We must recognize that even as relativism forces us to accept that no view of life’s meaning is inherently more legitimate than any other, relativism doesn’t preclude us from exploring our own personal views. For example, when it comes to morality, although relativists might recognize that even murder isn’t objectively bad, relativists can be personally convinced that murder is bad. Nonetheless, when it comes to arguments about life’s meaning, we find ourselves incapable of defining standards of life’s meaning that are personally convincing. We instead repeat that no argument is inherently truer than any other.
Obviously life’s meaning is a difficult question, but I believe a deeper-seated fear of responsibility prevents us from even defining a personally convincing standard. If we accept a standard for life’s meaning, we would be forced to look inward and question how our own lives compare to that standard—a terrifying prospect. During our introspection, we might conclude that we could be living more meaningful lives. This conclusion would mean accepting both the responsibility to live a more meaningful life and the possibility that we might fail to do so. Once we accept that our lives should be lived in a certain way, the stakes become frighteningly high. Thus, rather than accepting meaning and the responsibility that comes with it, we repeatedly argue that meaning is an entirely personal question, but don’t answer it.

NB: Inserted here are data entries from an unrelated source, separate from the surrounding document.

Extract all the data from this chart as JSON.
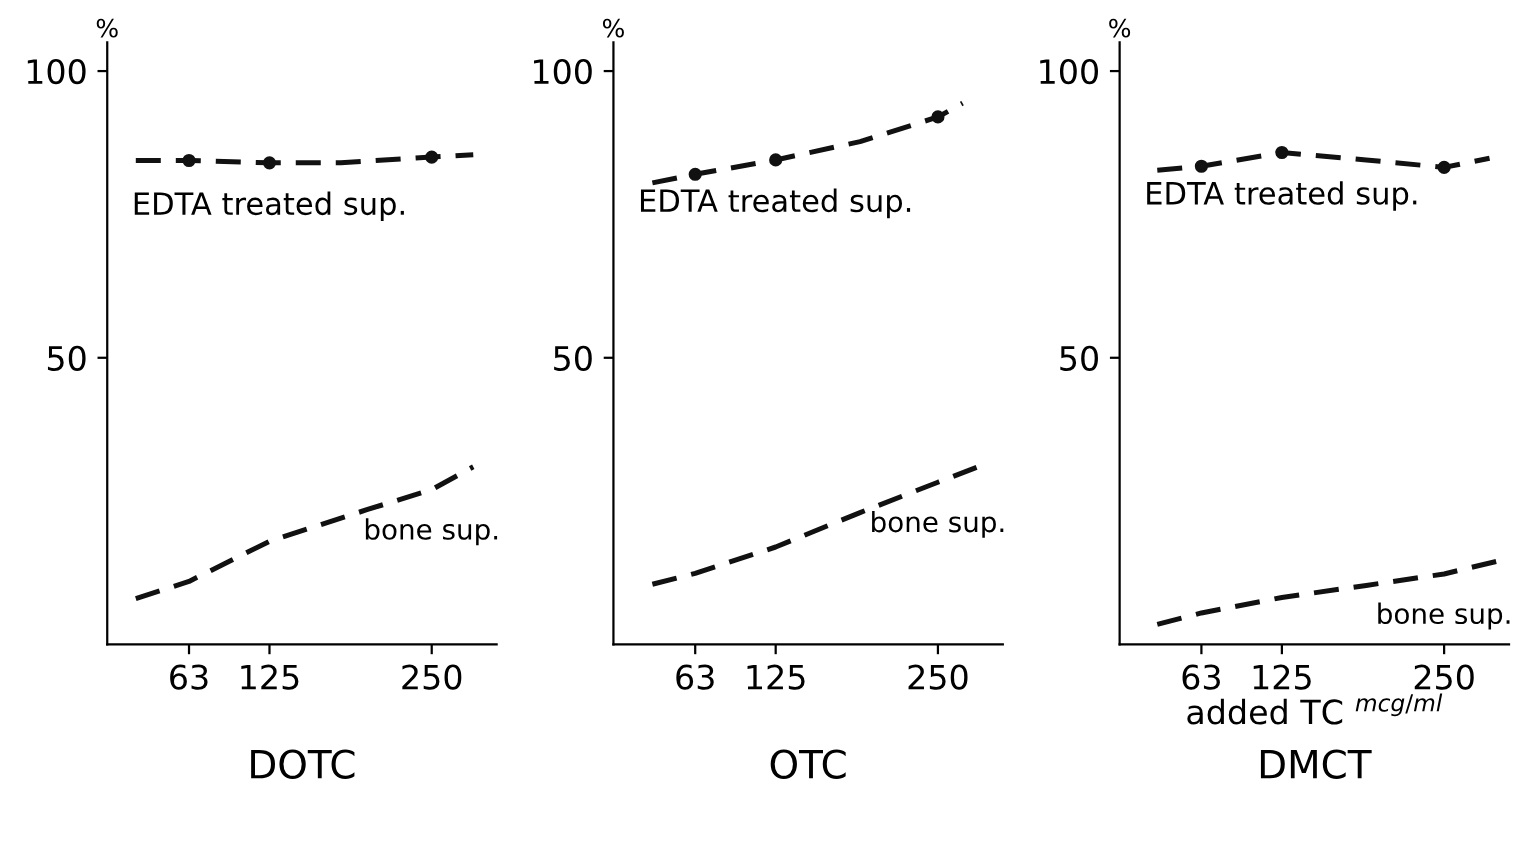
{
  "chart_data": [
    {
      "type": "line",
      "title": "DOTC",
      "ylabel": "%",
      "xlim": [
        0,
        300
      ],
      "ylim": [
        0,
        105
      ],
      "xticks": [
        63,
        125,
        250
      ],
      "yticks": [
        50,
        100
      ],
      "grid": false,
      "legend": false,
      "line_style": "dashed",
      "series": [
        {
          "name": "EDTA treated sup.",
          "color": "#111111",
          "x": [
            22,
            63,
            125,
            180,
            250,
            282
          ],
          "values": [
            84.4,
            84.4,
            84,
            84,
            85,
            85.4
          ]
        },
        {
          "type": "scatter",
          "marker": "circle",
          "color": "#111111",
          "x": [
            63,
            125,
            250
          ],
          "values": [
            84.4,
            84,
            85
          ]
        },
        {
          "name": "bone sup.",
          "color": "#111111",
          "x": [
            22,
            63,
            125,
            200,
            250,
            282
          ],
          "values": [
            8,
            11,
            18,
            23.5,
            27,
            31
          ]
        }
      ]
    },
    {
      "type": "line",
      "title": "OTC",
      "ylabel": "%",
      "xlim": [
        0,
        300
      ],
      "ylim": [
        0,
        105
      ],
      "xticks": [
        63,
        125,
        250
      ],
      "yticks": [
        50,
        100
      ],
      "grid": false,
      "legend": false,
      "line_style": "dashed",
      "series": [
        {
          "name": "EDTA treated sup.",
          "color": "#111111",
          "x": [
            30,
            63,
            125,
            190,
            250,
            269
          ],
          "values": [
            80.5,
            82,
            84.5,
            87.7,
            92,
            94.4
          ]
        },
        {
          "type": "scatter",
          "marker": "circle",
          "color": "#111111",
          "x": [
            63,
            125,
            250
          ],
          "values": [
            82,
            84.5,
            92
          ]
        },
        {
          "name": "bone sup.",
          "color": "#111111",
          "x": [
            30,
            63,
            125,
            190,
            250,
            281
          ],
          "values": [
            10.5,
            12.4,
            17,
            23,
            28.3,
            31
          ]
        }
      ]
    },
    {
      "type": "line",
      "title": "DMCT",
      "ylabel": "%",
      "xlabel": "added TC $^{mcg/ml}$",
      "xlim": [
        0,
        300
      ],
      "ylim": [
        0,
        105
      ],
      "xticks": [
        63,
        125,
        250
      ],
      "yticks": [
        50,
        100
      ],
      "grid": false,
      "legend": false,
      "line_style": "dashed",
      "series": [
        {
          "name": "EDTA treated sup.",
          "color": "#111111",
          "x": [
            29,
            63,
            125,
            190,
            250,
            285
          ],
          "values": [
            82.7,
            83.4,
            85.8,
            84.5,
            83.2,
            84.8
          ]
        },
        {
          "type": "scatter",
          "marker": "circle",
          "color": "#111111",
          "x": [
            63,
            125,
            250
          ],
          "values": [
            83.4,
            85.8,
            83.2
          ]
        },
        {
          "name": "bone sup.",
          "color": "#111111",
          "x": [
            29,
            63,
            125,
            190,
            250,
            296
          ],
          "values": [
            3.5,
            5.5,
            8.2,
            10.3,
            12.3,
            14.8
          ]
        }
      ]
    }
  ]
}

I believe this fear of responsibility and failure is particularly present in us, Harvard students, because once we define life’s meaning either objectively or subjectively, we would be forced to recognize that we have been blessed (or cursed) with the talent and the opportunity to pursue the very life that we have defined as meaningful. Once we accept that we can live meaningful lives, we have only our lack of effort to blame for not doing so.
By recognizing our true insecurities, we can put ourselves on the right path. Once we overcome this fear of responsibility and failure, and are instead honest with ourselves about what we believe makes a life meaningful, we can take advantage of our talents and the unique opportunities this university provides us with to pursue lives we find fulfilling. Overcoming our insecurities and defining what we believe to be life’s meaning is certainly a difficult process that takes time. As such, we must begin this process now, with our lives ahead of us. If we delay, the life we ultimately find meaningful and fulfilling may be out of reach, or worse, have passed us by.
Daniel Silberwasser '16, a statistics concentrator, lives in Kirkland House.